Ces politiques sont contractuelles, c’est-à-dire que les différents
partenaires s’engagent par contrat pour une durée déterminée
en vue d’atteindre certains objectifs communs. Ce système
du contrat rend l’évaluation possible.
La mise en œuvre de ces politiques repose sur la
mobilisation et la participation de multiples acteurs. Dans un système
décisionnel complexe, où les responsabilités ne sont
pas clairement réparties, l’évaluation peut permettre
de partager l’information sur les actions réalisées
et sur leurs effets. Ceci implique qu’elle devienne, elle aussi,
partenariale qu’elle permette de confronter des points de vue particuliers.
Multiplication et diversification des pratiques
Cette transformation des politiques publi-ques conduit
à la multiplication des dispositifs et à une diversification
des pratiques.
- Des dispositifs se mettent en place à différentes échelles.
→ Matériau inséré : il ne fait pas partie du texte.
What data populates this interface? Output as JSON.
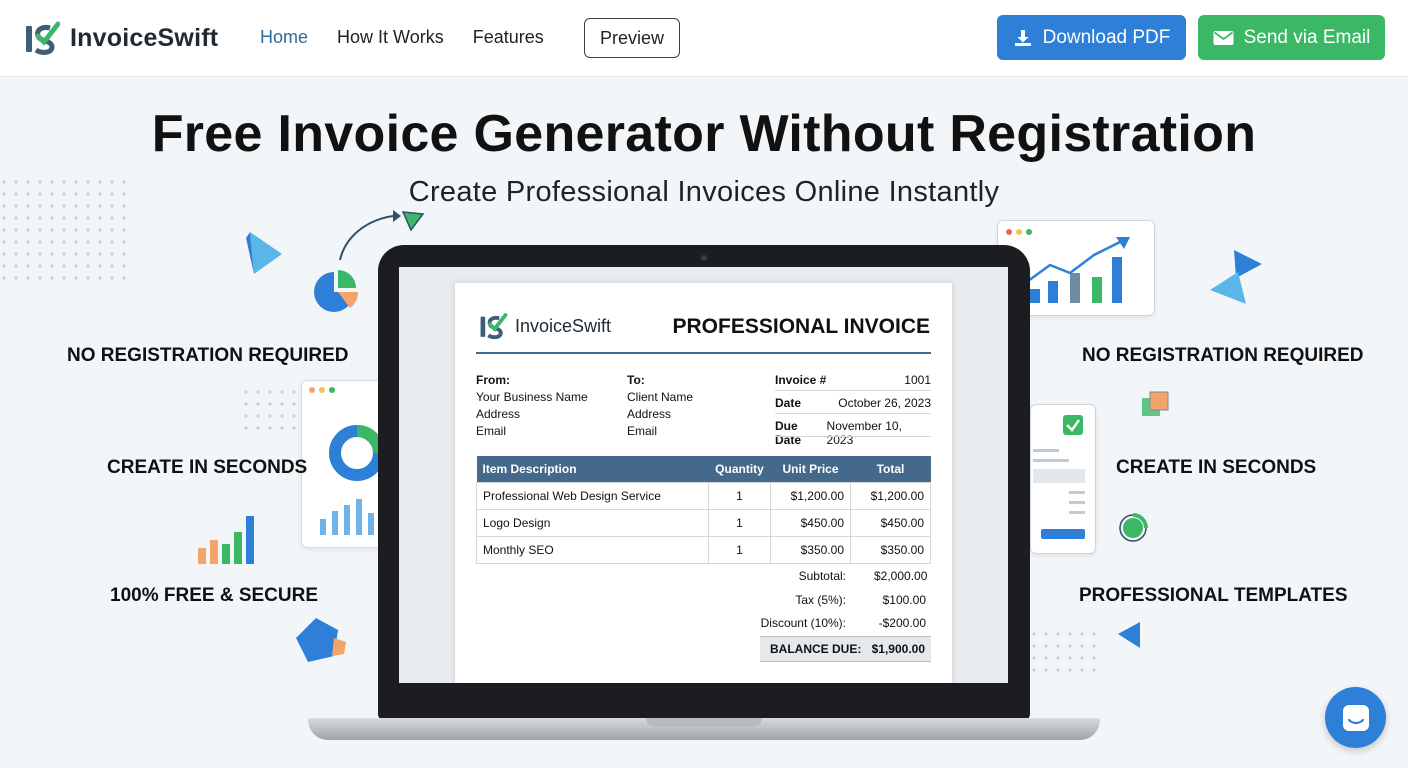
{
  "header": {
    "brand": "InvoiceSwift",
    "nav": [
      {
        "label": "Home",
        "active": true
      },
      {
        "label": "How It Works",
        "active": false
      },
      {
        "label": "Features",
        "active": false
      }
    ],
    "preview_label": "Preview",
    "download_label": "Download PDF",
    "email_label": "Send via Email"
  },
  "hero": {
    "title": "Free Invoice Generator Without Registration",
    "subtitle": "Create Professional Invoices Online Instantly"
  },
  "features": {
    "left": [
      "NO REGISTRATION REQUIRED",
      "CREATE IN SECONDS",
      "100% FREE & SECURE"
    ],
    "right": [
      "NO REGISTRATION REQUIRED",
      "CREATE IN SECONDS",
      "PROFESSIONAL TEMPLATES"
    ]
  },
  "invoice": {
    "brand": "InvoiceSwift",
    "title": "PROFESSIONAL INVOICE",
    "from": {
      "label": "From:",
      "lines": [
        "Your Business Name",
        "Address",
        "Email"
      ]
    },
    "to": {
      "label": "To:",
      "lines": [
        "Client Name",
        "Address",
        "Email"
      ]
    },
    "meta": [
      {
        "label": "Invoice #",
        "value": "1001"
      },
      {
        "label": "Date",
        "value": "October 26, 2023"
      },
      {
        "label": "Due Date",
        "value": "November 10, 2023"
      }
    ],
    "columns": [
      "Item Description",
      "Quantity",
      "Unit Price",
      "Total"
    ],
    "items": [
      {
        "desc": "Professional Web Design Service",
        "qty": "1",
        "price": "$1,200.00",
        "total": "$1,200.00"
      },
      {
        "desc": "Logo Design",
        "qty": "1",
        "price": "$450.00",
        "total": "$450.00"
      },
      {
        "desc": "Monthly SEO",
        "qty": "1",
        "price": "$350.00",
        "total": "$350.00"
      }
    ],
    "totals": [
      {
        "label": "Subtotal:",
        "value": "$2,000.00"
      },
      {
        "label": "Tax (5%):",
        "value": "$100.00"
      },
      {
        "label": "Discount (10%):",
        "value": "-$200.00"
      }
    ],
    "balance": {
      "label": "BALANCE DUE:",
      "value": "$1,900.00"
    }
  },
  "colors": {
    "primary_blue": "#2d7fd8",
    "green": "#3bb866",
    "table_header": "#45698a",
    "nav_active": "#2e6c9a"
  },
  "icons": {
    "download": "download-icon",
    "email": "envelope-icon",
    "chat": "chat-icon"
  }
}
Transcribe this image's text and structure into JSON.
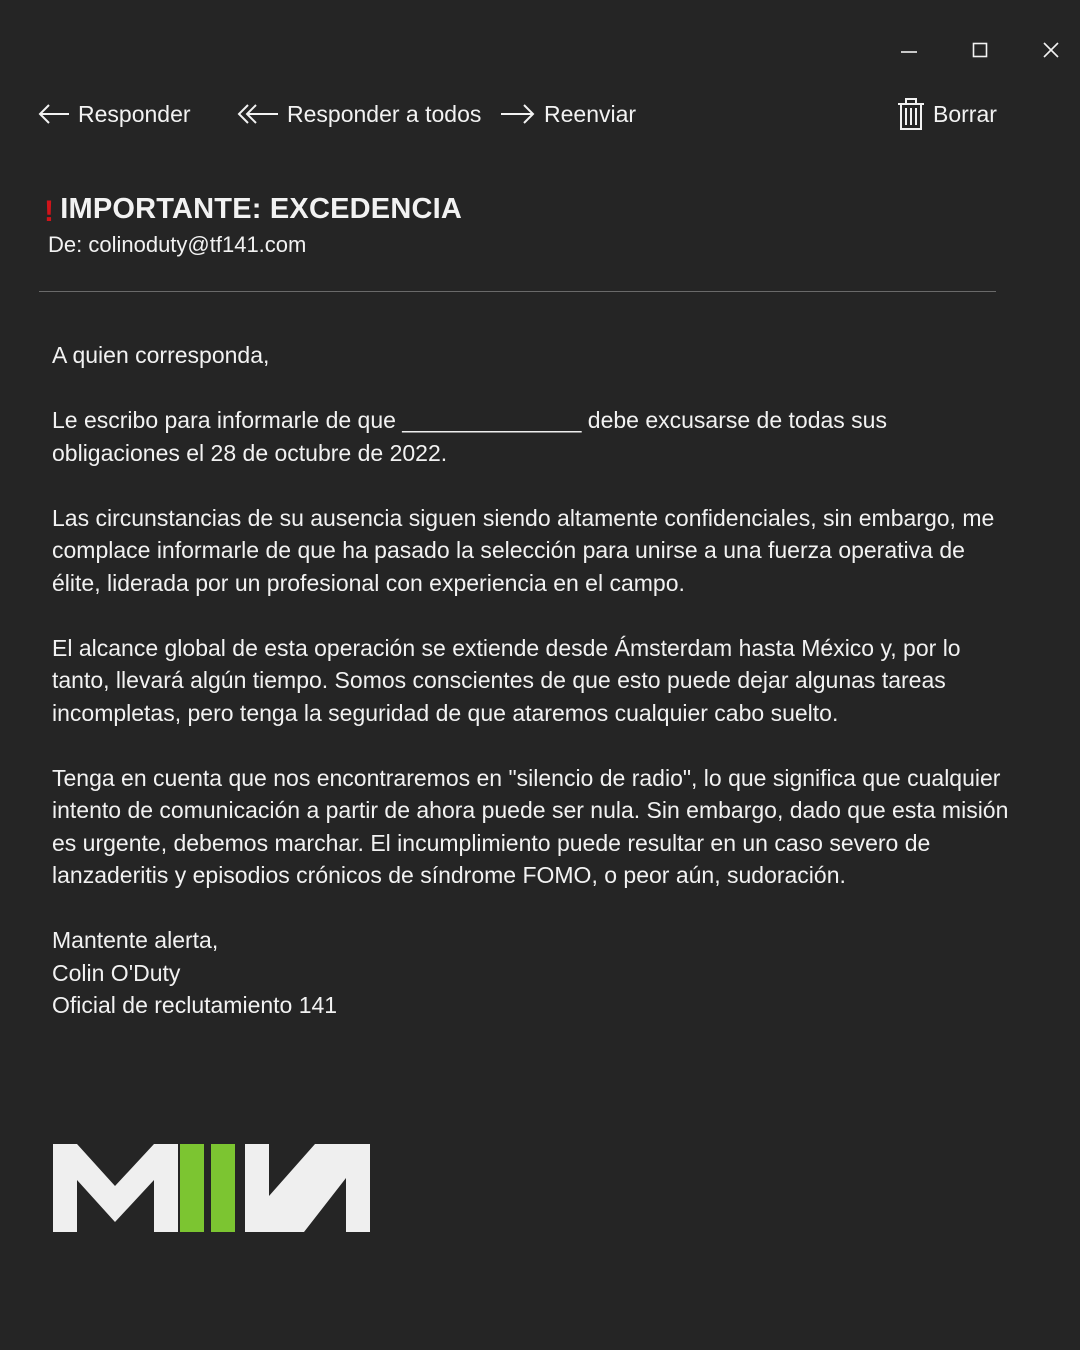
{
  "window_controls": {
    "minimize_icon": "minimize-icon",
    "maximize_icon": "maximize-icon",
    "close_icon": "close-icon"
  },
  "toolbar": {
    "reply_label": "Responder",
    "reply_all_label": "Responder a todos",
    "forward_label": "Reenviar",
    "delete_label": "Borrar"
  },
  "email": {
    "importance_marker": "!",
    "subject": "IMPORTANTE: EXCEDENCIA",
    "from": "De: colinoduty@tf141.com",
    "greeting": "A quien corresponda,",
    "paragraphs": [
      "Le escribo para informarle de que ______________ debe excusarse de todas sus obligaciones el 28 de octubre de 2022.",
      "Las circunstancias de su ausencia siguen siendo altamente confidenciales, sin embargo, me complace informarle de que ha pasado la selección para unirse a una fuerza operativa de élite, liderada por un profesional con experiencia en el campo.",
      "El alcance global de esta operación se extiende desde Ámsterdam hasta México y, por lo tanto, llevará algún tiempo. Somos conscientes de que esto puede dejar algunas tareas incompletas, pero tenga la seguridad de que ataremos cualquier cabo suelto.",
      "Tenga en cuenta que nos encontraremos en \"silencio de radio\", lo que significa que cualquier intento de comunicación a partir de ahora puede ser nula. Sin embargo, dado que esta misión es urgente, debemos marchar. El incumplimiento puede resultar en un caso severo de lanzaderitis y episodios crónicos de síndrome FOMO, o peor aún, sudoración."
    ],
    "signature": {
      "closing": "Mantente alerta,",
      "name": "Colin O'Duty",
      "title": "Oficial de reclutamiento 141"
    }
  },
  "logo": {
    "name": "MWII",
    "colors": {
      "white": "#efefef",
      "green": "#7cc531"
    }
  },
  "colors": {
    "background": "#252525",
    "text": "#f2f2f2",
    "importance": "#d0141a",
    "divider": "#6a6a6a"
  }
}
Au niveau national le dispositif initial a été
sensiblement remanié. Il existe désormais une seule instance
: le Comité national d’évaluation.
La Commission européenne s’attache à
développer l’évaluation des programmes qu’elle
impulse, ceux-ci font l’objet d’évaluations avant leur
entrée en vigueur, à mi-parcours et a posteriori. Elle se
crée ainsi une connaissance directe des résultats de terrain.
L’élaboration de batteries d’indicateurs peut permettre
la comparaison entre projets, entre territoires et entre pays.
Les collectivités locales mettent en place leurs
propres dispositifs. La plupart des Régions se sont dotées
d’un comité d’experts ou d’un conseil scientifique.
Enfin, certaines villes aussi instaurent des procédures d’évaluation.
- Des démarches proches de l’évaluation se développent.
De nombreux observatoires ont été montés
ces dernières années. Ces démarches d’acquisition
systématique d’informations et de données, sans constituer
en elles-mêmes des évaluations, offrent des bases solides
pour celles-ci.
Nombre d’études d’impact, qu’elles
soient préalables ou postérieures à l’intervention,
s’apparentent à des démarches d’évaluation.
L’analyse de la valeur est mise en œuvre pour estimer l’intérêt
et les retombées de certaines infrastructures.
Alors cette institutionnalisation de l’évaluation
à différents niveaux et la diversification des pratiques
sont-elles susceptibles d’entraîner une professionnalisation
de l’évaluation ?
Vers une professionnalisation de l’évaluation ?
En 1999, la Société française d’évaluation
(SFE) a été créée. Elle constitue un lieu
de rencontre entre les commanditaires et les prestataires de services.
Peut-elle constituer un milieu d’évaluateurs professionnels,
à même de définir des standards, des normes et une
déontologie des évaluations, à l’image de ce
que l’on peut constater au Canada, par exemple ? C’est aussi
ce que cherche à faire la Commission européenne, afin de
disposer d’un vivier de professionnels de l’évaluation.
Quels sont les acteurs potentiels de cette professionnalisation ?
Les fonctionnaires apparaissent comme des commanditaires
potentiels. L’institutionnalisation de l’évaluation va
conduire certains d’entre eux à s’impliquer pour piloter,
suivre ou participer à des évaluations. Il s’agit plus
dans ce cas d’une spécialisation – parfois temporaire
– que d’une professionnalisation.
Les grands corps de contrôle et d’inspection
: la Cour des comptes, les conseillers d’État ont toujours
été attentifs au développement de l’évaluation.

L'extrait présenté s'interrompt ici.